If an emphemeral app is serving a webhook while another ephemeral webhook is created seeking the same web endpoint label, the new function will steal the running webhook’s label.

This ensures that the latest iteration of the ephemeral function is serving requests and that older ones stop recieving web traffic.

Truncation

If a generated subdomain label is longer than 63 characters, it will be truncated.

For example, the following subdomain label is too long, 67 characters: ecorp--text-to-speech-really-really-realllly-long-function-name-dev.

The truncation happens by calculating a SHA-256 hash of the overlong label, then taking the first 6 characters of this hash. The overlong subdomain label is truncated to 56 characters, and then joined by a dash to the hash prefix. In the above example, the resulting URL would be ecorp--text-to-speech-really-really-rea-1b964b-dev.modal.run.

The combination of the label hashing and truncation provides a unique list of 63 characters, complying with both DNS system limits and uniqueness requirements.

Custom domains

Custom domains are available on our Team and Enterprise plans.
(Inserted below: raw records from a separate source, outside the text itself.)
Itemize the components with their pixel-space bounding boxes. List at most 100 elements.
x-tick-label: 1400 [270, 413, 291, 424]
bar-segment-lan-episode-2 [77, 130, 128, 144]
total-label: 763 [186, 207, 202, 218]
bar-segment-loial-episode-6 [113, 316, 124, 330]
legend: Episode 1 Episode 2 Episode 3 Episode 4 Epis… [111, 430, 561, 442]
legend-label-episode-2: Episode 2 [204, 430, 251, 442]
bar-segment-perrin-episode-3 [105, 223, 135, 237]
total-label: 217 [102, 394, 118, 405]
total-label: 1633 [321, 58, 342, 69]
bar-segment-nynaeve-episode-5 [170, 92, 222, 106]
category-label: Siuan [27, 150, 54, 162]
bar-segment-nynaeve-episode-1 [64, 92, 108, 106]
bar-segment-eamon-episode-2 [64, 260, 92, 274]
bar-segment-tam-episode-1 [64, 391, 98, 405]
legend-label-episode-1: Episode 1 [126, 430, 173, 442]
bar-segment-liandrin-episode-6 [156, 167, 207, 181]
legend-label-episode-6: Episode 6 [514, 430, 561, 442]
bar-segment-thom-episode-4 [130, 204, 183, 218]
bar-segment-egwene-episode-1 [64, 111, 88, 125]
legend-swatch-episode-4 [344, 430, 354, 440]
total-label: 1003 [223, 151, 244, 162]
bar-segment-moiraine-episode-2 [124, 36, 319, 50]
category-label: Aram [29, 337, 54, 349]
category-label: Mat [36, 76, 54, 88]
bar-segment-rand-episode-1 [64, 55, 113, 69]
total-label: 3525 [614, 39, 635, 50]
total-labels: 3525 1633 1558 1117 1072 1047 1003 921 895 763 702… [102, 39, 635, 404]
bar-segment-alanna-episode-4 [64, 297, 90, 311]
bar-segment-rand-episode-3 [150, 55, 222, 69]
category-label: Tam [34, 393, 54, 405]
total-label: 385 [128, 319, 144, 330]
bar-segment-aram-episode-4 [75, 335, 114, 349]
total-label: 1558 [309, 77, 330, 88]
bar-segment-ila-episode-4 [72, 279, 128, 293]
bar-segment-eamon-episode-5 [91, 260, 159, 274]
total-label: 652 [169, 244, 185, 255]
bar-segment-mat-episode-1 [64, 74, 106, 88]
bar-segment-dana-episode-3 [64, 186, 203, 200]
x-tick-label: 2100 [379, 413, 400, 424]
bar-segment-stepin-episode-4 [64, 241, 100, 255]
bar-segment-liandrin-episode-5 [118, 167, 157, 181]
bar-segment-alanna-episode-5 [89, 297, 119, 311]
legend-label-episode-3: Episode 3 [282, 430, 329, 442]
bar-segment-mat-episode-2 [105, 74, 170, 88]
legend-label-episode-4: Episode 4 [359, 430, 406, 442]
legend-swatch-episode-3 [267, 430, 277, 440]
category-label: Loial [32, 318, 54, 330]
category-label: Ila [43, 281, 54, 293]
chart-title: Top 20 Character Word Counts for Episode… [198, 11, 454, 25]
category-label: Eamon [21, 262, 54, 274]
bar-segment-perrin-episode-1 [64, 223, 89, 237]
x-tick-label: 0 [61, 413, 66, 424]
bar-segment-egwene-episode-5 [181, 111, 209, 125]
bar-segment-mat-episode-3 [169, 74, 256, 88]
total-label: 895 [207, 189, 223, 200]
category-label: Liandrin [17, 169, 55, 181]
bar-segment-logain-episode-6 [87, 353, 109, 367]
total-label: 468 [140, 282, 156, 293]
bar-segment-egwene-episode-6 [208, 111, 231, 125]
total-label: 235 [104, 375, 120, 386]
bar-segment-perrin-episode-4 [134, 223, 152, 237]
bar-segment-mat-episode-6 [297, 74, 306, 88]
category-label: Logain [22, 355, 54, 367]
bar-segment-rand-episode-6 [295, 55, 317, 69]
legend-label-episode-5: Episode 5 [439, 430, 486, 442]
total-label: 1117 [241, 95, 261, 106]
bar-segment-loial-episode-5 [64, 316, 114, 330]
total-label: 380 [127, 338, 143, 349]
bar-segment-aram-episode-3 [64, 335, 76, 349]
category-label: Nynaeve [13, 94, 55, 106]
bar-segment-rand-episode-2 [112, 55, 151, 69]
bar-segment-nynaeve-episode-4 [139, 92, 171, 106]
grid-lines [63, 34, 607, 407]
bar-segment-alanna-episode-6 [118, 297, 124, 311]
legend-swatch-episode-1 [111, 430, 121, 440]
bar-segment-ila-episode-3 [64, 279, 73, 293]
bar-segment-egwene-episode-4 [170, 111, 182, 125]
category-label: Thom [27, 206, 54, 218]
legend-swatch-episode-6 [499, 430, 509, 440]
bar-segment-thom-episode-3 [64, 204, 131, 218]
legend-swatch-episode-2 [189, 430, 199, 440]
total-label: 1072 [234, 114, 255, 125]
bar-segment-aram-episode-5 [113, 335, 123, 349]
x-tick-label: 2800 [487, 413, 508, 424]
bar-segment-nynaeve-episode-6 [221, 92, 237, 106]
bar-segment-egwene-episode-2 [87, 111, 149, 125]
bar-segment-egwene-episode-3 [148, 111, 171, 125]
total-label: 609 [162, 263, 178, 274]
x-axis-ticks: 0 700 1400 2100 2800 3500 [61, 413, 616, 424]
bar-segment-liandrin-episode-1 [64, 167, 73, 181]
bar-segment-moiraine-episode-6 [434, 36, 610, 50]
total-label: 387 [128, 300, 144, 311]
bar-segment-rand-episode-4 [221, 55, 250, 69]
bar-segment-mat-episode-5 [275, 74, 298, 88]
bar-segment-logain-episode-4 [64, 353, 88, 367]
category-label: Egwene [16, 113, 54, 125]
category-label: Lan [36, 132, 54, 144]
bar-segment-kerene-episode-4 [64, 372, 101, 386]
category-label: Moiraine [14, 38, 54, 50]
For more customization, you can use your own domain names with Modal web endpoints. If your plan supports custom domains, visit the Domains tab in your workspace settings to add a domain name to your workspace.

You can use three kinds of domains with Modal:

  • Apex: root domain names like example.com
  • Subdomain: single subdomain entries such as my-app.example.com, api.example.com, etc.
  • Wildcard domain: either in a subdomain like *.example.com, or in a deeper level like *.modal.example.com

You’ll be asked to update your domain DNS records with your domain name registrar and then validate the configuration in Modal. Once the records have been properly updated and propagated, your custom domain will be ready to use.

You can assign any Modal web endpoint to any registered domain in your workspace with the custom_domains argument.

from modal import App, web_endpoint

app = App("custom-domains-example")


@app.function()
@web_endpoint(custom_domains=["api.example.com"])
def hello(message: str):
    return {"message": f"hello {message}"}

You can then run modal deploy to put your web endpoint online, live.

$ curl -s https://api.example.com?message=world
{"message": "hello world"}

Note that Modal automatically generates and renews TLS certificates for your custom domains. Since we do this when your domain is first accessed, there may be an additional 1-2s latency on the first request. Additional requests use a cached certificate.

You can also register multiple domain names and associate them with the same web endpoint.

from modal import App, web_endpoint

app = App("custom-domains-example-2")


@app.function()
@web_endpoint(custom_domains=["api.example.com", "api.example.net"])
def hello(message: str):
    return {"message": f"hello {message}"}

For Wildcard domains, Modal will automatically resolve arbitrary custom endpoints (and issue TLS certificates). For example, if you add the wildcard domain *.example.com, then you can create any custom domains under example.com:

import random
from modal import App, web_endpoint

app = App("custom-domains-example-2")

random_domain_name = random.choice(range(10))


@app.function()
@web_endpoint(custom_domains=[f"{random_domain_name}.example.com"])
def hello(message: str):
    return {"message": f"hello {message}"}

Custom domains can also be used with ASGI or WSGI apps using the same custom_domains argument.